Der unumgängliche St.Galler Film- und Theatermacher Milo Rau erhielt 80'000 Franken für sein Projekt «Das Massaker», das sich mit der Zerstörung der SS eines kleinen französischen Dorfs 1944 beschäftigt.
Ein St.Galler Filmemacher wird in der Postproduktion seines Films mit 40'000 Franken unterstützt. Inhalt: Ein Porträt über ein japanisches Künstlerpaar.
Geld fliesst auch in Vorhaben, die mehr St.Galler Bezug aufweisen. Ein Porträt über den Toggenburger Skispringer Simon Ammann (CHF 30'000), eine Dokumentation über das beschwerliche Leben der Säntisträger (CHF 20'000) oder eine Kurzfilmserie über den Toggenburger Musiker Peter Roth (CHF 30'000). Doch vieles von dem, was Geld erhält, hat denkbar wenig mit dem Kanton St.Gallen zu tun. Es reicht eine persönliche Verbindung eines Projektbeteiligten.

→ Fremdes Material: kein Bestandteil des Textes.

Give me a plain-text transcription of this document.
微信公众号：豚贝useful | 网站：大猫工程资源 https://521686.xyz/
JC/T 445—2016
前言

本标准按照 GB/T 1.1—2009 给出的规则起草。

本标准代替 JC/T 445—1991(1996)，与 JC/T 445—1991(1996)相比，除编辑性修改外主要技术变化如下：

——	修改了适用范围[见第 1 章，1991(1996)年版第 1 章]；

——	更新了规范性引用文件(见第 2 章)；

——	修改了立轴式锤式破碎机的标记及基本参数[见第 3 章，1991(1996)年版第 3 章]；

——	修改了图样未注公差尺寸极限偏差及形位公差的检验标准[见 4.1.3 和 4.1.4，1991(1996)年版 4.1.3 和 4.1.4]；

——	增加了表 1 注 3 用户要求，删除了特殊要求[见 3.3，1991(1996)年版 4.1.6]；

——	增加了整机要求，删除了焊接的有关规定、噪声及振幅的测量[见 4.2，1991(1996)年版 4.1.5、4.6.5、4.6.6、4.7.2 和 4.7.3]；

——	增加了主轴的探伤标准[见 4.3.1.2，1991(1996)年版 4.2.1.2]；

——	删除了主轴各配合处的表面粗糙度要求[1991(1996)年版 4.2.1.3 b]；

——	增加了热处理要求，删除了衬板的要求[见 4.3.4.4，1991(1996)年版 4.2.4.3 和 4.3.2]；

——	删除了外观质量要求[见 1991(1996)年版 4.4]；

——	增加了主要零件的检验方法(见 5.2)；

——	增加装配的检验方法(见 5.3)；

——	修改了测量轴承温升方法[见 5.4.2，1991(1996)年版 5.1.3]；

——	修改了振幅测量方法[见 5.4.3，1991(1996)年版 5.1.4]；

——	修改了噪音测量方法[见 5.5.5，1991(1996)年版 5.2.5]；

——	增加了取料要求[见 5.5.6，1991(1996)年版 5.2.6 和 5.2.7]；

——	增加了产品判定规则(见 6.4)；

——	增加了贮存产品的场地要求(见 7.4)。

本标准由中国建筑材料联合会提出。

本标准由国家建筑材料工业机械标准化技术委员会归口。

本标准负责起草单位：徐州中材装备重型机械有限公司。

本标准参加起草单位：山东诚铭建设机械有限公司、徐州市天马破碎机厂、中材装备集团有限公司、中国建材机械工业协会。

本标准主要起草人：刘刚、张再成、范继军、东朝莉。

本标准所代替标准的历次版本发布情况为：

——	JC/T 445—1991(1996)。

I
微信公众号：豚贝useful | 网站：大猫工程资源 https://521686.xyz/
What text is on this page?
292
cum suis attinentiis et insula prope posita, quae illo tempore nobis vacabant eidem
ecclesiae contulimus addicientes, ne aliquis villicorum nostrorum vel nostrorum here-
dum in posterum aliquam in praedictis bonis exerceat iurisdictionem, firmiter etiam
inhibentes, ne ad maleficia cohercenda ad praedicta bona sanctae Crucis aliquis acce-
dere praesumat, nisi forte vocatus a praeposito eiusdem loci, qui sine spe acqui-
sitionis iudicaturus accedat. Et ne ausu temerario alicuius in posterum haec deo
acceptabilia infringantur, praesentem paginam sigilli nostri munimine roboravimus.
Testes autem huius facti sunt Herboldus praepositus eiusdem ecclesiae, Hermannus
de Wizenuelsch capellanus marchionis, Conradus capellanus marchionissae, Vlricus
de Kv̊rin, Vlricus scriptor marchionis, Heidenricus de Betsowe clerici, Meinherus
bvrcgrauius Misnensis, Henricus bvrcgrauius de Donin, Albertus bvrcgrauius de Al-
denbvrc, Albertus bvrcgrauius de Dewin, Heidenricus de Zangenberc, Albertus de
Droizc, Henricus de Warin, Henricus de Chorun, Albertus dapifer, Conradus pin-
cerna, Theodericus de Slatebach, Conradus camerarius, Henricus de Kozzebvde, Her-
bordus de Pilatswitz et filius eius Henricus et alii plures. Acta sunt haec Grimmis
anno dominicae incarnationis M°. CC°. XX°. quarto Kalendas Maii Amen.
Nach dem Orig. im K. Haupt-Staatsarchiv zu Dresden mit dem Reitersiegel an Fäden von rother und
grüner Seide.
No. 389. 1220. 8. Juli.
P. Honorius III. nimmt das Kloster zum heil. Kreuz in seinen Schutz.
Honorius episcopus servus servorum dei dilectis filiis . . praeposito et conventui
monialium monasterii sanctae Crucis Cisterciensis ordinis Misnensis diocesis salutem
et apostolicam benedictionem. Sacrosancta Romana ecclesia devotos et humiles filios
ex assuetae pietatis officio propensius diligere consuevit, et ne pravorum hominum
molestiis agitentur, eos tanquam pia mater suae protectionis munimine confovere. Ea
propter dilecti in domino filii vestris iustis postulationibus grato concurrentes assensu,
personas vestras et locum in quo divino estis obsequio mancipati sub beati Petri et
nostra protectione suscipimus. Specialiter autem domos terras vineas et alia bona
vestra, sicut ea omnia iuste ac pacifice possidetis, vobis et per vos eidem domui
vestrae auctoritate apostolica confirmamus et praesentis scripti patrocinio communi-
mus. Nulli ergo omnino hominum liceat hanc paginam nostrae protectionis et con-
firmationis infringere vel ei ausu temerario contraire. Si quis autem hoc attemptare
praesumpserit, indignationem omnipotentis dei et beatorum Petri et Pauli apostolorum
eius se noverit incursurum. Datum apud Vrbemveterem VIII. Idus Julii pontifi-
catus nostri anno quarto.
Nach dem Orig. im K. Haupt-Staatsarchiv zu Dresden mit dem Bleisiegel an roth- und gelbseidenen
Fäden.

Dass es für Schweizer Filmschaffende so gut wie unmöglich ist, an Fördergelder heranzukommen, wie es die treibenden Kräfte hinter der «Lex Netflix» suggerieren, scheint weit hergeholt, wenn man dank St.Galler Wurzeln nur schon kantonale Unterstützung erhält für Werke, die in der Mongolei oder in Japan spielen oder Verbrechen der SS in Frankreich aufarbeiten. Möglicherweise handelt es sich in der Tat um unterstützungswürdige, professionell gemachte und «wichtige» Filme. Aber kaum explizit aus St.Galler Optik. Und ob dereinst ein Drama in der Mongolei das Publikum von Netflix elektrisiert und den Schweizer Film global bekannt, ist ziemlich offen, um es freundlich zu beschreiben.
Was passiert, wenn künftig auf nationaler Ebene weit über 100 Millionen Franken in den Unterstützungstopf fliessen? Werden die Schweizer Filmemacher dann kreativ entfesselt und stürzen sich auf Stoff, der das Zeug hat, über die Landesgrenzen hinaus bekannt zu werden, so wie es die Hoffnung ist? Oder werden einfach noch mehr künstlerisch vielleicht ambitionierte Werke, die aber kaum jemand sehen will, unterstützt?
Der Status quo lässt Letzteres wahrscheinlicher erscheinen. Denn schon heute liegt es kaum an zu wenig Geld, wenn sich kaum jemand für Schweizer Filme und Serien begeistern mag.
Stefan Millius (*1972) ist freischaffender Journalist.